Correct. If you build your instrumentation correctly, then you don't really need to do any "cleaning."
Doesn't mean you might not need to do transformation for different uses but ideally wouldn't need to, for example change data types like turning a bool into an int.
The problem is that data engineers that are geared towards analytics very very rarely control the systems that create the data. If you're lucky, you have the task of hounding a team within your company to get their data management practices in order. And the conversation there is whether they should make their job harder in order to make your job easier.
Unfortunately, data engineers rarely deal with purely in-house data.
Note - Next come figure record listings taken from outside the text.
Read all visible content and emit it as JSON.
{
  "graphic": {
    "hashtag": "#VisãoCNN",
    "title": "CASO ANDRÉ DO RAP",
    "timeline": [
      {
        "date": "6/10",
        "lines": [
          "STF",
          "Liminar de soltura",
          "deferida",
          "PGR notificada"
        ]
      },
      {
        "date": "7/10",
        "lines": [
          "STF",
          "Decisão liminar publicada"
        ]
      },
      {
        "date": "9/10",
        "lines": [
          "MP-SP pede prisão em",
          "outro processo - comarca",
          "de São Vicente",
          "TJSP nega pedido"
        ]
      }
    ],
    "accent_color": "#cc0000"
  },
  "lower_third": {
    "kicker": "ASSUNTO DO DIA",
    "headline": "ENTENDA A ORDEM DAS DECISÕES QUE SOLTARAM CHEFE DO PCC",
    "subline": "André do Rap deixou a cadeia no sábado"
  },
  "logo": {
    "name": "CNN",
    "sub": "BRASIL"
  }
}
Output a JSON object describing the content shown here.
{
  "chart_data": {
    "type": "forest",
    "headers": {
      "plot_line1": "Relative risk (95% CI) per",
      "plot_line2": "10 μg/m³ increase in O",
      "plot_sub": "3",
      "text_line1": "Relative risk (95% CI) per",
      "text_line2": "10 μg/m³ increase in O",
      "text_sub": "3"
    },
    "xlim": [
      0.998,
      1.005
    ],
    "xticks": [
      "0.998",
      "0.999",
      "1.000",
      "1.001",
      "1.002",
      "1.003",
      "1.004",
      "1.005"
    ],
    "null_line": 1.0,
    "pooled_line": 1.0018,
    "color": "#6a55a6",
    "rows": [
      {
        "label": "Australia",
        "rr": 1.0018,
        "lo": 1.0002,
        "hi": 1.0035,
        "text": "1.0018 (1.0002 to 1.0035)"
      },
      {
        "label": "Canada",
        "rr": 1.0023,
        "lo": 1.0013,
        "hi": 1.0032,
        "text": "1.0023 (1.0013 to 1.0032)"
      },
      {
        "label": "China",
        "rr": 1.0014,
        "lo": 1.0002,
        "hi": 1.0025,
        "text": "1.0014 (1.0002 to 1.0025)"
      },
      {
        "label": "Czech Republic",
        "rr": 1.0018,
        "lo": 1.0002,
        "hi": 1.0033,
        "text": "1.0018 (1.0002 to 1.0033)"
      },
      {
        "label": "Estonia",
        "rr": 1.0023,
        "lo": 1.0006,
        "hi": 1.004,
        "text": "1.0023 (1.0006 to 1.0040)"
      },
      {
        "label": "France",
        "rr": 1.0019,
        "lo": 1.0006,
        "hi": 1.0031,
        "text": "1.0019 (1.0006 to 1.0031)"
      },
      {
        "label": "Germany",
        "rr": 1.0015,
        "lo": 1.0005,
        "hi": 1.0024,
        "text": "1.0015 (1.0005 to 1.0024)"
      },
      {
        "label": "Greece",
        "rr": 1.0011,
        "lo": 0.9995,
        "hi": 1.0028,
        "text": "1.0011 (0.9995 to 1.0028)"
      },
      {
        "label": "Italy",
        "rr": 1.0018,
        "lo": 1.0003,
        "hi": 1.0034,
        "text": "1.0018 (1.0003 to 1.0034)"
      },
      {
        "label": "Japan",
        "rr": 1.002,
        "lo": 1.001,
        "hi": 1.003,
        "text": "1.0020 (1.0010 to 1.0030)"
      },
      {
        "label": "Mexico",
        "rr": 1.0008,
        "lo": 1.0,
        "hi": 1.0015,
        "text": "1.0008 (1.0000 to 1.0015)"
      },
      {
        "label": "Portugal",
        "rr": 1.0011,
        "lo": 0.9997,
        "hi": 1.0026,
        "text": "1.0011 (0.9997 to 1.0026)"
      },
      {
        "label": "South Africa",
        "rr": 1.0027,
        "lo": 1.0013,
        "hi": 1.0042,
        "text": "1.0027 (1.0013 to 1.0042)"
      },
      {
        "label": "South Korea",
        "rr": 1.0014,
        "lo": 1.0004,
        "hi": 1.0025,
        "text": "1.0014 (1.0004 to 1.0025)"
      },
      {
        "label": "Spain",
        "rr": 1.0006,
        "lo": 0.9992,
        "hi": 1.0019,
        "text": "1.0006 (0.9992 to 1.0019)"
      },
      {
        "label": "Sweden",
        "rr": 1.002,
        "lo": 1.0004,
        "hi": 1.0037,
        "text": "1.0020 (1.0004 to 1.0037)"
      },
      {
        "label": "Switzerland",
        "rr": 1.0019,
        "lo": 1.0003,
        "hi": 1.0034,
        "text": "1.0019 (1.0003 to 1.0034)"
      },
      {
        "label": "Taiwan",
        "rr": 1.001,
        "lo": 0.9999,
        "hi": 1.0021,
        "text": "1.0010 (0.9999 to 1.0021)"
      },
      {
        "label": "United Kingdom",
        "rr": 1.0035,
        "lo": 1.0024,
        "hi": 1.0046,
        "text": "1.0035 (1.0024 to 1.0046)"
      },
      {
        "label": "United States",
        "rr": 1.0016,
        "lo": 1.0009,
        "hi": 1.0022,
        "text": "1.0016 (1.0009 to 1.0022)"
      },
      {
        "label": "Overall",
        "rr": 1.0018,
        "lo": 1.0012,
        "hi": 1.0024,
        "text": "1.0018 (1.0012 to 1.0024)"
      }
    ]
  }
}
You're gonna be pulling data from a variety of data sources. I can assure you that if you're pulling from government data sources, you're gonna have a hell of a time. Speaking from direct experience, my team is probably going to spend $10M/year just trying to keep a government dataset in order, because they won't do it themselves. I'm talking lawyers, legal analysts, data engineers, data scientists, data entry personnel, etc.. just to fix data that should have never been broken in the first place.
It shouldn't be a shock that cleaning the data is the path of least resistance for many.
Hence why I said DE need to be involved as early as possible. Aspirational sure, but that's what I've seen work the best and repeatably. It's the only scalable solution IMO otherwise you're perpetually playing catch-up.
On the point about the govt I literally built a completely new contract type and civilian hiring practices for the DoD to bring in Data Engineers so they could do exactly what I describe to make your life easier.
Do data engineers have good analysis skills? Do business analysts have good engineering skills? I don't think either of them can fill the data scientist role.
The scientific training and mindset (scientific method, hypothesis, experiment setup, etc.) to even create an accurate model is an undervalued skill here no? Even if data cleaning is automated, these skills cannot be easily learned.
There is a reason why so many PhDs get into the field, because they were trained in the exploratory/research mindset that no engineering or analytics skills can fill. Correct me if I am wrong.
> Do business analysts have good engineering skills?
Depends on the analyst.
> I don't think either of them can fill the data scientist role.
> The scientific training and mindset (scientific method, hypothesis, experiment setup, etc.) to even create an accurate model is an undervalued skill here no? Even if data cleaning is automated, these skills cannot be easily learned.
It's not about replacing data scientists with data engineers, it's about both roles working together to make everything more efficient.
The hiring rate for data scientists has plateaued. The industry doesn't need any more of them. Why? Because data scientists often can't solve problems fast enough. It's a commonly quoted statistic that 70% of any data science task is data cleansing and/or etl. A data engineer's job is to take that 70% and turn it into 10%. The data engineer saves the data scientist time, meaning they can focus on what they're supposed to do -- build models.
If we only had to use 1st party data, that might be easier. But then again, if you’re building your product incrementally, you’re still going to have instrumentation holes that you may or may not be able to partially backfill.
Doesn't mean you might not need to do transformation for different uses but ideally wouldn't need to, for example change data types like turning a bool into an int.